# Data Formatting (numeric and strings)

This is a process where we make sure we have the right data type.

It is important to realize that while you do formatting you may need some messiness in the values may appear that again again require a cleaning of the column.


# Numeric case

Let's start by reading in some data:

In [None]:
from IPython.display import IFrame  
wikiLink1="https://en.wikipedia.org/wiki/List_of_ongoing_armed_conflicts#Deaths_by_country"
IFrame(wikiLink1, width=900, height=500)

That table is showing the top 20 countries with deaths per year from 2016 to 2021. Let's bring it:

In [None]:
import pandas as pd
badCountries = pd.read_html(wikiLink1,flavor='bs4',
                        attrs = {'class': 'wikitable sortable'})
len(badCountries)

The table of interes is here:

In [None]:
theTable=badCountries[4]
theTable

The first thing to notice is the column names, which is a multi index:

In [None]:
theTable.columns

What about this new names?

In [None]:
# concatenate elements

newNames=["_".join((b,a)) for a,b in theTable.columns]
newNames

In [None]:
# looks better?
betterNames=[n.split('[')[0] for n in newNames]
betterNames

In [None]:
#Then:
theTable.columns=betterNames
theTable

We do not have multi index anymore. Let's get rid of the first column too: 

In [None]:
theTable.drop(columns=[theTable.columns[0]], inplace=True)
theTable.info()

Notice that the last column *Deaths_2021* has been recognised as a number; while the others have not.

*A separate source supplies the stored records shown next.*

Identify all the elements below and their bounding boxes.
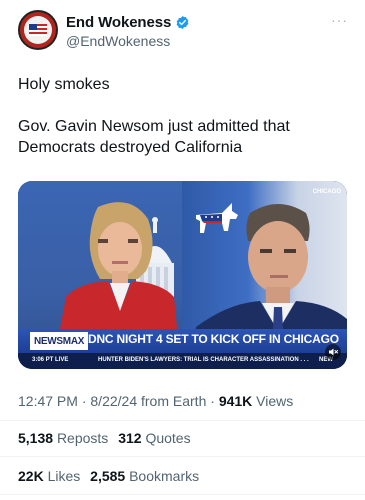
more-icon[interactable]: ··· — [331, 12, 348, 28]
avatar-flag-icon — [29, 24, 47, 36]
author-handle[interactable]: @EndWokeness — [66, 33, 170, 49]
newsmax-logo: NEWSMAX — [30, 332, 89, 350]
divider-1 — [0, 420, 365, 421]
engagement-row-2: 22K Likes 2,585 Bookmarks — [18, 468, 199, 484]
likes-label: Likes — [47, 468, 81, 484]
name-row: End Wokeness — [66, 14, 190, 31]
speaker-muted-icon[interactable] — [325, 344, 341, 360]
newsmax-logo-text: NEWSMAX — [34, 335, 85, 347]
tweet-date[interactable]: 8/22/24 — [90, 393, 137, 409]
headline-text: DNC NIGHT 4 SET TO KICK OFF IN CHICAGO — [88, 332, 339, 346]
ticker-bar: 3:06 PT LIVE HUNTER BIDEN'S LAWYERS: TRI… — [18, 353, 347, 369]
headline-bar: NEWSMAX DNC NIGHT 4 SET TO KICK OFF IN C… — [18, 329, 347, 353]
tweet-time[interactable]: 12:47 PM — [18, 393, 78, 409]
tweet-meta: 12:47 PM · 8/22/24 from Earth · 941K Vie… — [18, 393, 293, 409]
reposts-label: Reposts — [56, 430, 109, 446]
bookmarks-label: Bookmarks — [129, 468, 200, 484]
quotes-count: 312 — [118, 430, 142, 446]
video-media[interactable]: CHICAGO NEWSMAX DNC NIGHT 4 SET TO KICK … — [18, 181, 347, 369]
verified-badge-icon — [176, 15, 189, 30]
tweet-header: End Wokeness @EndWokeness ··· — [18, 10, 348, 56]
tweet-line-1: Holy smokes — [18, 76, 110, 93]
bookmarks-stat[interactable]: 2,585 Bookmarks — [90, 468, 199, 484]
quotes-stat[interactable]: 312 Quotes — [118, 430, 190, 446]
time-live-label: 3:06 PT LIVE — [32, 357, 69, 363]
bookmarks-count: 2,585 — [90, 468, 126, 484]
likes-count: 22K — [18, 468, 44, 484]
likes-stat[interactable]: 22K Likes — [18, 468, 80, 484]
tweet-source: from Earth — [141, 393, 207, 409]
meta-dot-2: · — [210, 393, 219, 409]
views-count: 941K — [218, 393, 253, 409]
divider-3 — [0, 494, 365, 495]
engagement-row-1: 5,138 Reposts 312 Quotes — [18, 430, 191, 446]
author-name[interactable]: End Wokeness — [66, 14, 171, 31]
divider-2 — [0, 456, 365, 457]
tweet-line-2: Gov. Gavin Newsom just admitted that Dem… — [18, 118, 290, 156]
avatar[interactable] — [18, 10, 58, 50]
reposts-stat[interactable]: 5,138 Reposts — [18, 430, 108, 446]
woman-anchor-image — [58, 202, 178, 339]
reposts-count: 5,138 — [18, 430, 54, 446]
tweet-text: Holy smokes Gov. Gavin Newsom just admit… — [18, 74, 348, 158]
ticker-text: HUNTER BIDEN'S LAWYERS: TRIAL IS CHARACT… — [98, 357, 309, 363]
lower-third: NEWSMAX DNC NIGHT 4 SET TO KICK OFF IN C… — [18, 329, 347, 369]
quotes-label: Quotes — [145, 430, 191, 446]
views-label: Views — [256, 393, 294, 409]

Let's explore attention to 2016:

In [None]:
theTable.Deaths_2016[theTable.Deaths_2016.str.contains(r'\D')]

Let's clean:

In [None]:
byeChars=r'\[\d+\]|\*|,'
theTable.Deaths_2016=theTable.Deaths_2016.str.replace(pat=byeChars,
                                                      repl="",
                                                      regex=True)
theTable

We have a clean version, but:

In [None]:
theTable.info()

We need a simple step:

In [None]:
theTable.Deaths_2016=pd.to_numeric(theTable.Deaths_2016)
theTable.info()

Statistics can be obtained when data is in the rigth type:

In [None]:
theTable.describe()

As you see, the other columns were 'rejected'. Of course, you can force the fucntion:

In [None]:
theTable.describe(include='all')

The function **to_numeric** worked because we had a clean column, if that is not the case you will see this:

In [None]:
#pd.to_numeric(theTable.Deaths_2017)

Python can coerce values in simple situations:

In [None]:
float('20.1')

In [None]:
# but not this one

#float('20.1*')

Let's use a loop to detect issues in *Deaths_2017*:

In [None]:
for value in theTable.Deaths_2017:
    try:
        float(value)
    except:
        print(value)

In [None]:
# or 
theTable.Deaths_2017[theTable.Deaths_2017.str.contains('\D')]

Notice that Pandas uses a **float64** dtype by default after the conversion using **to_numeric**. Consider this difference in memory:

In [None]:
theTable.loc[:,['Deaths_2016','Deaths_2021']].astype('Int32').info()

In [None]:
theTable.loc[:,['Deaths_2016','Deaths_2021']].astype('int32').info()

In [None]:
theTable.loc[:,['Deaths_2016','Deaths_2021']].info()

### Exercise

Clean the remaining columns that are suppossed to have numeric values.